Le suspect, Dimitrios Pagourtzis, avait l’intention de se suicider après avoir commis ses crimes. Il s’est finalement rendu aux policiers.

Le pistolet et le fusil employés appartiennent à son père, qui les possédait légalement. On ignore si ce dernier était au courant.

Selon CNN, Dimitrios Pagourtzis a comparu brièvement devant un juge en soirée. Il fait face à des accusations de meurtres et d’assaut envers un membre des forces de l’ordre.

Deux autres personnes ont également été interrogées, a indiqué M. Abbott.

« Né pour tuer »

Le profil du tueur se dessinait lentement vendredi soir. Selon les autorités, il avait publié sur les réseaux sociaux une photo d’un t-shirt portant l’inscription « Born to kill » (« Né pour tuer »), ainsi que la photo d’un long manteau sur lequel étaient accrochés des emblèmes communistes et suprémacistes blancs.

La police n’a pas détecté de signaux d’alarme. Le suspect n’avait pas de casier judiciaire et n’avait jamais eu de problème avec les forces de l’ordre.
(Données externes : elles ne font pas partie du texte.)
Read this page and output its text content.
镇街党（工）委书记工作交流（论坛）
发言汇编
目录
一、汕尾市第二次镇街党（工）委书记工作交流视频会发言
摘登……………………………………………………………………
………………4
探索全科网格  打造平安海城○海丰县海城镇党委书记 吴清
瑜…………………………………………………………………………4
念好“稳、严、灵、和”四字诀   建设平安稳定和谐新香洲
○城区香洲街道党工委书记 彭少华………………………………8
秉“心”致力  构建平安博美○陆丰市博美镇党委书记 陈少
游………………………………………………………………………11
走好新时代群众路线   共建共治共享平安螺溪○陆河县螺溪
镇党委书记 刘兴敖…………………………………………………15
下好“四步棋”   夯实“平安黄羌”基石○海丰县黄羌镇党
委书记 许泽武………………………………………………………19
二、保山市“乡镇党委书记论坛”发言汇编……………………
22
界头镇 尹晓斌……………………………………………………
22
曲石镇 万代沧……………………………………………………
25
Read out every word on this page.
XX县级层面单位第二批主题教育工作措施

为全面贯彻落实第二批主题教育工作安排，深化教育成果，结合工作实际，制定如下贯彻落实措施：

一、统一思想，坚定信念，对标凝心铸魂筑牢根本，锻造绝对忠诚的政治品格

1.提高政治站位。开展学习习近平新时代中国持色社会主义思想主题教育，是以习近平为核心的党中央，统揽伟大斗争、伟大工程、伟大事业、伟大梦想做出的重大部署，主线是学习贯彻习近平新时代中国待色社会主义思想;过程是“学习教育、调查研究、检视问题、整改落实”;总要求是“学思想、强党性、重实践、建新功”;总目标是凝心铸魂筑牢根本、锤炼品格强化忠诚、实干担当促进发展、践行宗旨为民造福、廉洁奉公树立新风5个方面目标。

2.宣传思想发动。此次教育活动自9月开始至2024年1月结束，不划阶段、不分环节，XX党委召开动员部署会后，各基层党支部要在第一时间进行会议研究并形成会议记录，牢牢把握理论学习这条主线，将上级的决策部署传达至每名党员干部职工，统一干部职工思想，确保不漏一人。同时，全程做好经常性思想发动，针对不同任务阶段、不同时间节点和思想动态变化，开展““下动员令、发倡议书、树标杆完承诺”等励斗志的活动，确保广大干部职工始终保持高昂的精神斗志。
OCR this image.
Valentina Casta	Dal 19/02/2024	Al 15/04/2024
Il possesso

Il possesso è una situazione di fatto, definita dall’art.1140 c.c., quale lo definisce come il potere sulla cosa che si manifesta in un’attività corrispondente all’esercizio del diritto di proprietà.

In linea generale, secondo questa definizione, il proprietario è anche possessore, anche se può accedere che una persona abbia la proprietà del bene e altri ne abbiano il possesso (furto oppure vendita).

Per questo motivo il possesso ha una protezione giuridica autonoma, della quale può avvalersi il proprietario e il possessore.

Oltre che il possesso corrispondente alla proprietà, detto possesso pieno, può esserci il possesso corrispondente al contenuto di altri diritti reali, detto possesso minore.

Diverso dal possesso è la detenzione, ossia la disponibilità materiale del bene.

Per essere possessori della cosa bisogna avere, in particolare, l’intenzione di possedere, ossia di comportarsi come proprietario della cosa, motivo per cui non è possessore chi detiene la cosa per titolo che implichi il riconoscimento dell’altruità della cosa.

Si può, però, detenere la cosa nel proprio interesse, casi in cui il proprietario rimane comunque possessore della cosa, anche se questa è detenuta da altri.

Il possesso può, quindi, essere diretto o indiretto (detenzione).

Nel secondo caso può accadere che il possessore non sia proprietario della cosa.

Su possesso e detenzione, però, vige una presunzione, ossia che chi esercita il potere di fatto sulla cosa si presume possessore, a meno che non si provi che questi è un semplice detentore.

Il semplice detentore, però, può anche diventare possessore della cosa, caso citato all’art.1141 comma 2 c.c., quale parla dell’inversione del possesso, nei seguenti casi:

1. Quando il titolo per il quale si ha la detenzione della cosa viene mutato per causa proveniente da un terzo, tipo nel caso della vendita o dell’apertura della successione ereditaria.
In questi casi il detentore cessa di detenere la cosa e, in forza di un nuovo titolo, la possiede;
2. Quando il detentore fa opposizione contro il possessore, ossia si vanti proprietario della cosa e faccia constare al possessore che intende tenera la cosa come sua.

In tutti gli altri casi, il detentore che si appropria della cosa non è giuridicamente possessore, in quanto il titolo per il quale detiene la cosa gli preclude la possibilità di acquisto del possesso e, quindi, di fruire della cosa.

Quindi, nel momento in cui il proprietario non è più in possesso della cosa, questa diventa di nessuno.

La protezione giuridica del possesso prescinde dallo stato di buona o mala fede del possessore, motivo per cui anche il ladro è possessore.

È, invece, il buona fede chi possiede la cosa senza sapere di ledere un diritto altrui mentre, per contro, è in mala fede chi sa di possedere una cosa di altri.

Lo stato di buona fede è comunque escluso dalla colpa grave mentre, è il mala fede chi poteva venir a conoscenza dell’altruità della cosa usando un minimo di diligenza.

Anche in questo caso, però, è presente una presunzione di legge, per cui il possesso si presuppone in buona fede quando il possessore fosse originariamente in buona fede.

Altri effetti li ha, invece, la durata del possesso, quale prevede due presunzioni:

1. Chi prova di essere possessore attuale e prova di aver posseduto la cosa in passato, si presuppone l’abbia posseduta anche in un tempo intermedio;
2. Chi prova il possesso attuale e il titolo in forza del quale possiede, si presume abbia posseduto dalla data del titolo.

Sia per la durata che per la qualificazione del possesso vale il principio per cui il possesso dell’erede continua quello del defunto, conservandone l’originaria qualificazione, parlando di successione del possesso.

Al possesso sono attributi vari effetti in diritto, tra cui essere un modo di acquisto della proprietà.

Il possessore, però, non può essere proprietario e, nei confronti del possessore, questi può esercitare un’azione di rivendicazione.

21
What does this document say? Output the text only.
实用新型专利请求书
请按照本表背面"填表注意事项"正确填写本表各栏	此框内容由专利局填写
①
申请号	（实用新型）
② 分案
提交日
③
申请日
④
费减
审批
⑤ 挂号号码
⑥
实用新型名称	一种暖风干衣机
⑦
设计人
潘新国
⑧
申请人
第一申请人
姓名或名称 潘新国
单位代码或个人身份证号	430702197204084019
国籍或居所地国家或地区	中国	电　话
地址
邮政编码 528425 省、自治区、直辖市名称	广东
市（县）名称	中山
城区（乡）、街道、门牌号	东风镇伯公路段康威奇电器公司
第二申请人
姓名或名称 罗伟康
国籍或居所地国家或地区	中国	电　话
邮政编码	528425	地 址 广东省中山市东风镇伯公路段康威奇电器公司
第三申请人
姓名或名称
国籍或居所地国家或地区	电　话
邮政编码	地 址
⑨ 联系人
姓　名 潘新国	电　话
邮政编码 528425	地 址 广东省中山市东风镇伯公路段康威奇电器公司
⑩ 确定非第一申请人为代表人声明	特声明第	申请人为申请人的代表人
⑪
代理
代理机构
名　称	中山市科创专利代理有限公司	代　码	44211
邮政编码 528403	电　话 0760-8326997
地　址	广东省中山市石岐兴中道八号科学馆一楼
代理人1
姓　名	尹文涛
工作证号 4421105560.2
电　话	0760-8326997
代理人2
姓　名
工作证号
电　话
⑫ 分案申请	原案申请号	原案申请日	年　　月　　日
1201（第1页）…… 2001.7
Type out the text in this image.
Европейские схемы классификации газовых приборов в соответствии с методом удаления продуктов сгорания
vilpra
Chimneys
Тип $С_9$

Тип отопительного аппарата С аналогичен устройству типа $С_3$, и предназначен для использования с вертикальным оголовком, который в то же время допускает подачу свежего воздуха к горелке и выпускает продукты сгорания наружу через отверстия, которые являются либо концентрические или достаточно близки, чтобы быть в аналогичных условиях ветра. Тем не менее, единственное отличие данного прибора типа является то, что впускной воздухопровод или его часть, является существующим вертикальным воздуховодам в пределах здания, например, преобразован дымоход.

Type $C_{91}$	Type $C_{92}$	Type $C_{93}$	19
Le président américain, Donald Trump, a rapidement dénoncé « une attaque horrible ». Il a assuré que son gouvernement ferait « tout en son pouvoir pour protéger nos élèves, renforcer la sécurité de nos écoles et garder les armes hors des mains de ceux qui sont une menace envers eux-mêmes et les autres ».

Le vice-président Mike Pence en a personnellement pris l’engagement. « Je vous fais une promesse : nous ne nous reposerons pas, nous n’abandonnerons pas », a-t-il martelé dans le cadre d’un événement politique en Indiana.

La Maison-Blanche n’a pas détaillé la façon dont elle compte tenir cette promesse.

Les élèves survivants de Parkland, qui ont déclenché un mouvement national pour un meilleur contrôle des armes à feu, baptisé March For Our Lives, ont exprimé leur solidarité vendredi, tout en réclamant à nouveau des actions politiques. « Nous envoyons tout notre amour aux familles affectées ainsi qu’à l’ensemble de la communauté. […] De telles tragédies vont continuer à se produire si aucune mesure n’est prise », ont-ils publié sur le compte Twitter du mouvement.

Rappelons qu’à leur initiative, 1 million de personnes sont descendues dans les rues de Washington et d’autres grandes villes américaines le 24 mars pour réclamer des resserrements législatifs.

Devenue la figure de proue de ce mouvement, la jeune Emma Gonzáles s’en est prise à l’inaction des dirigeants politiques. « Étudiants de Santa Fe, vous ne méritiez pas ça. […] Vous méritez mieux que des pensées et des prières », a-t-elle déclaré sur Twitter.

Statu quo

La chef démocrate à la Chambre des représentants, Nancy Pelosi, a réclamé un vote au Congrès. « Le Congrès doit montrer autant de courage que ces élèves, en agissant maintenant pour s’assurer qu’aucune autre communauté ou famille n’endure l’horreur inimaginable de la violence causée par les armes à feu. »

La tenue d’un tel vote est « impensable à court terme », explique Rafael Jacob, et ce, parce que les républicains sont majoritaires.

« La seule possibilité de changement à moyen terme serait au lendemain des élections de mi-mandat, si les démocrates prenaient le contrôle des deux chambres », avance le chercheur très prudemment. Et même dans ce contexte, leur caucus resterait divisé.

La mobilisation lancée par les étudiants a néanmoins eu un impact dans les rangs démocrates. « Je ne suis pas sûr que Nancy Pelosi aurait pris cet engagement s’il n’y avait pas autant de pression de ces activistes, qui font partie de la base de son parti », souligne M. Jacob.

Elle s’est également fait sentir en Floride, où le gouverneur républicain a récemment signé une loi faisant notamment relever l’âge légal pour posséder une arme à feu de 18 à 21 ans.